Q: You were one of the rare teenage Grand Slam Champions, do you think we’ll see another male teen win a slam in the near future?
Chang: “Teenage slam champion is always a possibility. It’s getting more and more difficult for teenage boys to break through and win at this level, the guys now are so physical, it’s just a lot harder these days, take a look at how many teens are in the top 100 when I was playing compared to now, big difference. (This) goes to show how physical tennis has gotten, how hard the guys are hitting with spin, and generating speeds on the racquet that they didn’t have before. (It’s) difficult for younger players to keep up and win, in a situation needing 7 matches and 3 out of 5 sets”
Q: You famously utilized the underarm serve (link) to success in that French Open final against Ivan Lendl, do you feel more ATP players should add that to their game?
Chang: “I wouldn’t encourage it, when I threw in that serve with Ivan it was such a unique situation in the spur of the moment, it’s the only time I’ve ever done it in my career. I had never done at any other stage on the ATP tour and I wouldn’t encourage it, except in specific circumstances”
Q: Talk about the difference between being a traveling top player on the ATP Tour, and now one of the ATP supercoaches with Kei, how are the roles different?

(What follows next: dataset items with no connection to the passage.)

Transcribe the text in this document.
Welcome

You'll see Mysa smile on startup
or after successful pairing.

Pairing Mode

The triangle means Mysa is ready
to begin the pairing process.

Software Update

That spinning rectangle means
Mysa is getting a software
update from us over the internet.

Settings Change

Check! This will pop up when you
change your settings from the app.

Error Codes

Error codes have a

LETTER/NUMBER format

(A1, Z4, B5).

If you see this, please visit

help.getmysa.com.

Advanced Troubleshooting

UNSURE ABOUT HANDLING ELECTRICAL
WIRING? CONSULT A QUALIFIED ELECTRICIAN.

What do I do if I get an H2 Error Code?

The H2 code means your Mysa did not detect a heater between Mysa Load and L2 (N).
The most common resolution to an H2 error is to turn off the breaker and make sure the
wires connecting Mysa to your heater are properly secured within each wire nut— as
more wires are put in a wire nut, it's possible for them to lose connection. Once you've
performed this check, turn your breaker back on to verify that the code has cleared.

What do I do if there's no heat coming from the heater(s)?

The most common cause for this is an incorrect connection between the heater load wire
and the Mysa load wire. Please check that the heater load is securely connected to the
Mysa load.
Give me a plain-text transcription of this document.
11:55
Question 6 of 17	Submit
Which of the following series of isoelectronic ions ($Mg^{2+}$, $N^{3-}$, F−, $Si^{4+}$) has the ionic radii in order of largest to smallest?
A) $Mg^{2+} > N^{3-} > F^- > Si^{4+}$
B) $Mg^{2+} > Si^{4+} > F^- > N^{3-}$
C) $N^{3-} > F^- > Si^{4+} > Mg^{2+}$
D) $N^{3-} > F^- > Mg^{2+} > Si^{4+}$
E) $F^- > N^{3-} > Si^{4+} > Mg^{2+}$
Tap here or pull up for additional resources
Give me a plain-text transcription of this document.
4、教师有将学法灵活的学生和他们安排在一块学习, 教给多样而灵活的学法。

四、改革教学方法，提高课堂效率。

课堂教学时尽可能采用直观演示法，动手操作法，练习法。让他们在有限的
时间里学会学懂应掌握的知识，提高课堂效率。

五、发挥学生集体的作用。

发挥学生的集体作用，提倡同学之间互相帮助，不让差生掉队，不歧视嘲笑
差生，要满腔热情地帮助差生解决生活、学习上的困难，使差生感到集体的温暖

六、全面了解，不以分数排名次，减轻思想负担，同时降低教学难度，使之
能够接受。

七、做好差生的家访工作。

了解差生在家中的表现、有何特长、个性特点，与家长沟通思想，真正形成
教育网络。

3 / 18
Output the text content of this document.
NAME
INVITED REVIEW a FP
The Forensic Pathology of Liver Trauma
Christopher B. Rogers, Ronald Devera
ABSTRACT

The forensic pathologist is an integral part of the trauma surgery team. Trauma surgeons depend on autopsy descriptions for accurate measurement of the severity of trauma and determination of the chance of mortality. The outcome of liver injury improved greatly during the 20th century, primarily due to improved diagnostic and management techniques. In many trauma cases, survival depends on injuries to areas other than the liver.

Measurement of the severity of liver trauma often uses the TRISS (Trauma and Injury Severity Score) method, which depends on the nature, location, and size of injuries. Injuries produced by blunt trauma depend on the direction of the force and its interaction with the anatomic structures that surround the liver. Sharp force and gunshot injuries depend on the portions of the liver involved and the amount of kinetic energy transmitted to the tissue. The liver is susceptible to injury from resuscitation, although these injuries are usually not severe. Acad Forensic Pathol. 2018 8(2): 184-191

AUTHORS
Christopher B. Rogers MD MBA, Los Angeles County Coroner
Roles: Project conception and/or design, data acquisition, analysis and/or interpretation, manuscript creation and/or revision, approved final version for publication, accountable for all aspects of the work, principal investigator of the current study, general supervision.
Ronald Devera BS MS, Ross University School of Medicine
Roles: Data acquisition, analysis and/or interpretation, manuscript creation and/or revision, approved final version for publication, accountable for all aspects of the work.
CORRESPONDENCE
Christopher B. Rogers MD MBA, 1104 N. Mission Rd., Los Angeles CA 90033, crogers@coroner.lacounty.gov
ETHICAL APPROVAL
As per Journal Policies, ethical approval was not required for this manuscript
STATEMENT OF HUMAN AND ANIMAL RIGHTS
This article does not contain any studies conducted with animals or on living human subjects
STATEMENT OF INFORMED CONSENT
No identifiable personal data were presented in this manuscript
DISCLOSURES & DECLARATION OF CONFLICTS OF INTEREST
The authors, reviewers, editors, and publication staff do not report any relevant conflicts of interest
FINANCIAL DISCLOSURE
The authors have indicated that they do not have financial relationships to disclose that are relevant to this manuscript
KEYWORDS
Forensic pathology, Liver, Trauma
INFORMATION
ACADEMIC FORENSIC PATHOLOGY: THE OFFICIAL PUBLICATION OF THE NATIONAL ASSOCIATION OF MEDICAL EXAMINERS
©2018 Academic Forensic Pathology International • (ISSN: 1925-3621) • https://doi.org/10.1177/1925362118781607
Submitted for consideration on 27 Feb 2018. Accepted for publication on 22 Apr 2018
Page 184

Chang: ” (It’s) not something I was expecting. (I was) not seeking a coaching position at the time, for me it was a unique situation, there have been very few Asian men that have done very well on tour.. Kei at the time was #17 in the world and having a hard time breaking into the top 10, only been a couple of Asian men who have done that. Asian women have done well though, including Li Na, while the men have struggled. This was a unique opportunity to have some influence, and to help a young talented Kei Nishikori break in to the next level. It’s been rewarding, and fun to see him improve and have success. It’s been tough on family, my wife and girls who I take everywhere, it’s nice to be together with my family. Travel can be difficult at times with two kids and one on the way, not sure how dynamic will change with new baby. Its been a great experience and I’ve enjoyed it. Want to help Kei improve and win a Grand Slam”
Q: You referenced Asian men’s tennis in the previous question, on that note, what are your thoughts on South Korean young gun Hyeon Chung and his rise up the rankings?
Chang: “He’s scheduled to play in Atlanta (at the BB&T Atlanta Open), (I) haven’t been able to see him play yet. ATP Atlanta, is a great opportunity for him to start off the US Open Series and get used to the hard courts, I’ve been following his results, and tennis is so popular in Atlanta. Hopefully he’ll continue to head in the right direction and make a splash in the US Open Series. It’s a tough field in Atlanta with top Americans. It’s nice to see the Americans doing well, some of the young Americans breaking through”
Q: What are your thoughts on the current crop of young American men, and American men’s tennis, can any of them win a Grand Slam?
Chang: “I’m not sure we can talk about slam titles at this stage, there are about 5 or 6 young American teens including Jared Donaldson, Stefan Kozlov and Frances Tiafoe who have been doing well. Even some of the older guys, Isner, Sock, Johnson, and Young have been doing well and improving. American men’s tennis is bright and encouraging now, hopefully they will do well in the US Open Series, it’s looking better now than it was a few years ago”.